Companies in the meat industry (as in many other industries) are also experiencing an exodus of EU workers. Some are returning to Europe because of Brexit uncertainty and higher earning potential due to the collapse in the Pound. Others are being enticed into UK manufacturing, warehouse and delivery work. This is because record high employment in the UK is now causing labour shortages in these roles and pushing up wages for both British and foreign workers alike.
Companies in the meat industry are also experiencing an exodus of EU workers. Some are returning to Europe because of Brexit uncertainty and higher earning potential due to the collapse in the Pound.

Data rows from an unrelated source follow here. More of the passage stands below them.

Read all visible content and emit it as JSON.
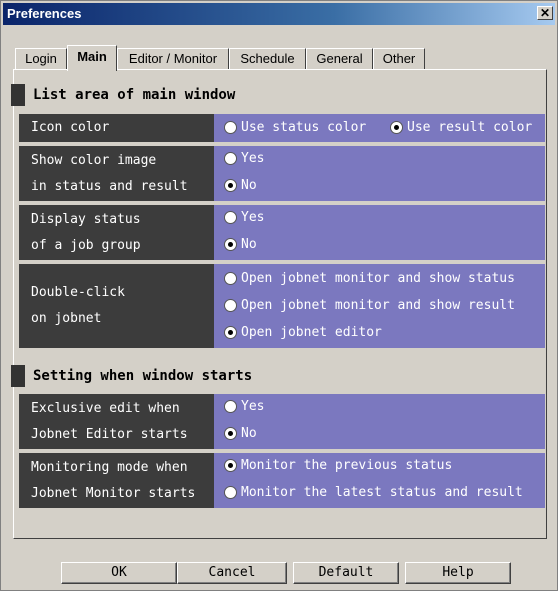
{
  "window": {
    "title": "Preferences",
    "close_glyph": "✕"
  },
  "tabs": [
    {
      "label": "Login",
      "active": false
    },
    {
      "label": "Main",
      "active": true
    },
    {
      "label": "Editor / Monitor",
      "active": false
    },
    {
      "label": "Schedule",
      "active": false
    },
    {
      "label": "General",
      "active": false
    },
    {
      "label": "Other",
      "active": false
    }
  ],
  "colors": {
    "label_bg": "#3c3c3c",
    "option_bg": "#7b78bf",
    "titlebar": "#0a246a"
  },
  "sections": [
    {
      "header": "List area of main window",
      "rows": [
        {
          "label": "Icon color",
          "options": [
            "Use status color",
            "Use result color"
          ],
          "selected": 1
        },
        {
          "label": "Show color image\nin status and result",
          "options": [
            "Yes",
            "No"
          ],
          "selected": 1
        },
        {
          "label": "Display status\nof a job group",
          "options": [
            "Yes",
            "No"
          ],
          "selected": 1
        },
        {
          "label": "Double-click\non jobnet",
          "options": [
            "Open jobnet monitor and show status",
            "Open jobnet monitor and show result",
            "Open jobnet editor"
          ],
          "selected": 2
        }
      ]
    },
    {
      "header": "Setting when window starts",
      "rows": [
        {
          "label": "Exclusive edit when\nJobnet Editor starts",
          "options": [
            "Yes",
            "No"
          ],
          "selected": 1
        },
        {
          "label": "Monitoring mode when\nJobnet Monitor starts",
          "options": [
            "Monitor the previous status",
            "Monitor the latest status and result"
          ],
          "selected": 0
        }
      ]
    }
  ],
  "buttons": {
    "ok": "OK",
    "cancel": "Cancel",
    "default": "Default",
    "help": "Help"
  }
}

As an aside, it shouldn’t be forgotten that the large meat processing plants do a lot to support their local economies. Collectively, the 50,000 or so EU workers who are employed in these plants earn nearly £1.5 billion a year much of which goes into local economies in the form of rent, bills and shopping as well as paying local and national taxes into the UK Government’s coffers.
Why not recruit more Brits?
Many meat processing plants are situated in areas that have less than 1% unemployment which means that there just isn’t a big enough local workforce to fill vacancies at these key producers.
Despite offering over and above the minimum wage for butchery apprenticeships and proactively getting out into the local communities to recruit through job fairs, social media and road shows, processors still cannot attract enough British workers into the trade. In some areas, meat companies are also competing with Amazon warehouses, which pay more attractive wages (£10 p/h for an unskilled post) and whose jobs have a higher perceived social cachet.
One meat industry boss describes it well: “The substantial majority of EU staff are recruited due to a lack of a local workforce capable (in the case of butchers) or prepared (in the case of packers) to take these positions”.
In order to supply affordable, quality product to the big retailers, meat processors also work on very thin margins (1% is common). This means that competing with Amazon for British workers would have a direct impact on the cost of food in the shops.
Why not automate production?
This is another ‘solution’ that we hear politicians suggesting. There are undoubtedly new technologies out there that our meat producers are adopting which improve efficiency and productivity.
However, unlike other industries, automation is not a silver bullet and cannot replace many positions on a meat production line where the flexibility, dexterity and judgement of a human is still the best option. Indeed, in some cases, BMPA members have been forced to remove machinery because it was producing 2% lower yields compared to skilled butchers, which is unsustainable in an industry running on 1% profit margins.
What can be done?
While a two-year transition period will help, it will take much longer than that to find lasting solutions to the labour shortage problem. We will still face an abrupt and painful loss of access to the right people and skills in 2020.
We need a visa system that allows us to access skilled and non-skilled workers in to the UK who earn under £30,000 and that also recognises the fact that this is year round, permanent production not seasonal work.
While the migration bill is being debated and shaped, the British Meat Processors Association is doing everything in its power to influence the outcome. We are in constant dialogue with the Ministers and civil servants who are involved in making the decisions and have been vigorously pressing the meat industry’s case, educating Government on the hidden impacts of these policy decisions.
We will keep fighting and keep you informed along the way.